ALICE Data Challenge 2006 (PDC’06) • Last ‘challenge’ before the start of data taking • Test of all Grid components • AliEn as a ALICE interface to the Grid and much, much more • LCG/gLite baseline services (WMS, DMS) • Test of computing centres infrastructure • Major test of stability of all of the above
Grid software deployment and running • LCG sites are operated through the VO-box framework • All ALICE sites need one • Relatively extended deployment cycle, a lot of configuration and version update issues had to be solved • Situation is quite routine now • Data management • This year – xrootd as disk pool manager on all sites • The installation/configuration procedures have just been released • xrootd integrated in other storage management solutions (CASTOR, DPM, dCache) – under development • Data replication (FTS) • We use it for scheduled replication of data between the computing centres (RAW from T0->T1, MC production T2->T1, etc…) • Fully incorporated in the AliEn FTD, to be extensively tested in July
VO box support and operation • In additional to the standard LCG components, the VO-box runs ALICE-specific software components • V0-boxes now at RAL Tier 1 and Birmingham Tier 2 • Birmingham ALICE students are testing ALiEn for analysis purposes through Birmingham Tier 2. • The installation and maintenance of these is entirely our responsibility: • Support for UK V0-box supplied by CERN (no UK manpower available) • Site related problems are handled by the site admins • LCG services problems are reported to GGUS
Operation status • Running in a continuous mode since 24/05 • VO-boxes: • monthly releases of AliEn (curently v.2-10) , LCG 2.7.0 and soon tests of gLite 3.0 • Central ALICE services: • AliEn machinery and API Service is developed/deployed and maintained by the AliEn team • Site services: • Stability testing of both AliEn and LCG components • The interfaces AliEn-LCG/gLite are still in development • A gLite V0-box has already been provided at CERN and first tests performed.
RAL: 0.7% Sites contributions in the past 2 months • 60%T1, 40%T2 (almost half from 2 T2 sites!)
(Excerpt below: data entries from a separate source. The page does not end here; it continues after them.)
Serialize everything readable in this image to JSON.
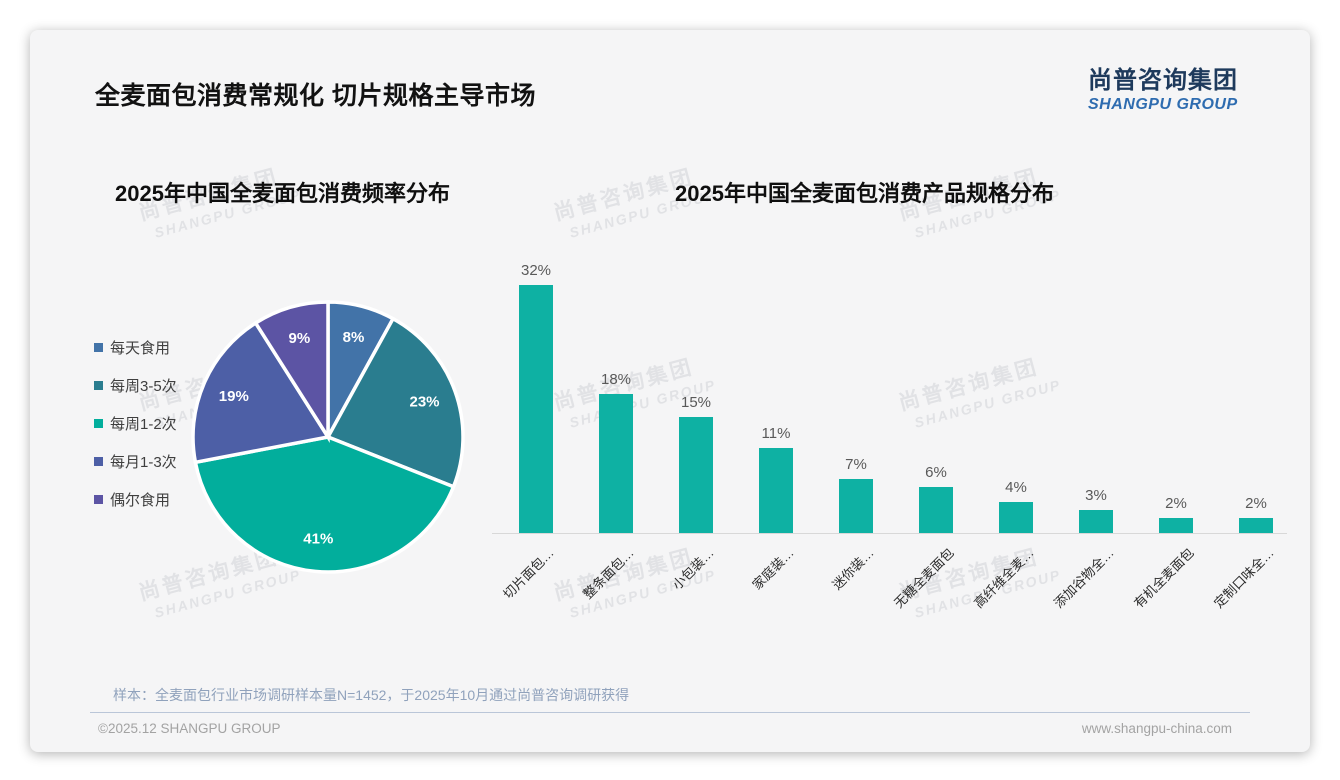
{
  "slide": {
    "title": "全麦面包消费常规化 切片规格主导市场",
    "logo": {
      "cn": "尚普咨询集团",
      "en": "SHANGPU GROUP"
    },
    "watermark": {
      "cn": "尚普咨询集团",
      "en": "SHANGPU GROUP"
    },
    "footnote": "样本：全麦面包行业市场调研样本量N=1452，于2025年10月通过尚普咨询调研获得",
    "footer_left": "©2025.12 SHANGPU GROUP",
    "footer_right": "www.shangpu-china.com"
  },
  "chart_data": [
    {
      "type": "pie",
      "title": "2025年中国全麦面包消费频率分布",
      "categories": [
        "每天食用",
        "每周3-5次",
        "每周1-2次",
        "每月1-3次",
        "偶尔食用"
      ],
      "values": [
        8,
        23,
        41,
        19,
        9
      ],
      "unit": "%",
      "colors": [
        "#4273a8",
        "#2a7d8f",
        "#02ae9c",
        "#4d5fa6",
        "#5c54a4"
      ],
      "legend_position": "left",
      "start_angle_deg": 0,
      "direction": "clockwise",
      "label_format": "percent-inside-white"
    },
    {
      "type": "bar",
      "title": "2025年中国全麦面包消费产品规格分布",
      "categories": [
        "切片面包…",
        "整条面包…",
        "小包装…",
        "家庭装…",
        "迷你装…",
        "无糖全麦面包",
        "高纤维全麦…",
        "添加谷物全…",
        "有机全麦面包",
        "定制口味全…"
      ],
      "values": [
        32,
        18,
        15,
        11,
        7,
        6,
        4,
        3,
        2,
        2
      ],
      "unit": "%",
      "bar_color": "#0eb1a3",
      "ylim": [
        0,
        32
      ],
      "grid": false,
      "value_labels": "above-bars",
      "xtick_rotation_deg": 45
    }
  ]
}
Running status – site averages • Pledged resources – 4000 CPUs • Our average is on a 12% level • Due to central and site services malfunctions • Mostly due to sites providing less CPUs than pledged
Stability improvements • This is a data challenge, so there is always place for improvement: • AliEn is undergoing gradual fixes and new features are added • The LCG software will undergo a quantum leap – move from LCG to gLite • Site infrastructure – VO-box, etc… also needs solidification, especially at the T2s • Monitoring and control – continuously adding new features
Outlook • PDC’06 has started as planned • This is the last exercise before the beam! • It is a test of all Grid tools/services we will use in 2007 • If not in PDC’06, good chance is that they will not be ready • It is also a large-scale test the computing infrastructure – computing, storage and network performance
Outlook (2) • We have all pieces needed to run production on the Grid (some untested). • The exercise started 2 months ago and will continue until the end of the year • At the moment, we are optimising the use of resources – attempting to get from the sites the promised resources • Next phase of the plan is a test of the file transfer utilities of LCG (FTS) and integration with AliEn FTD • In parallel to that we will run event production as usual
Summary • AliEn is a Grid framework developed by ALICE using 95% open source code (e.g SOAP) and 5 % AliEn specific (perl) code. • AliEn evolving to take into account EGEE/gLite framework and to work with LCG. • New user interfaces developed • PROOF for analysis developed • Better authentication/authorisation developed • Data Challenge 2006 – since April – going well • V0 boxes at RAL T1 and B’ham T2 • Lack of computing resources a worry.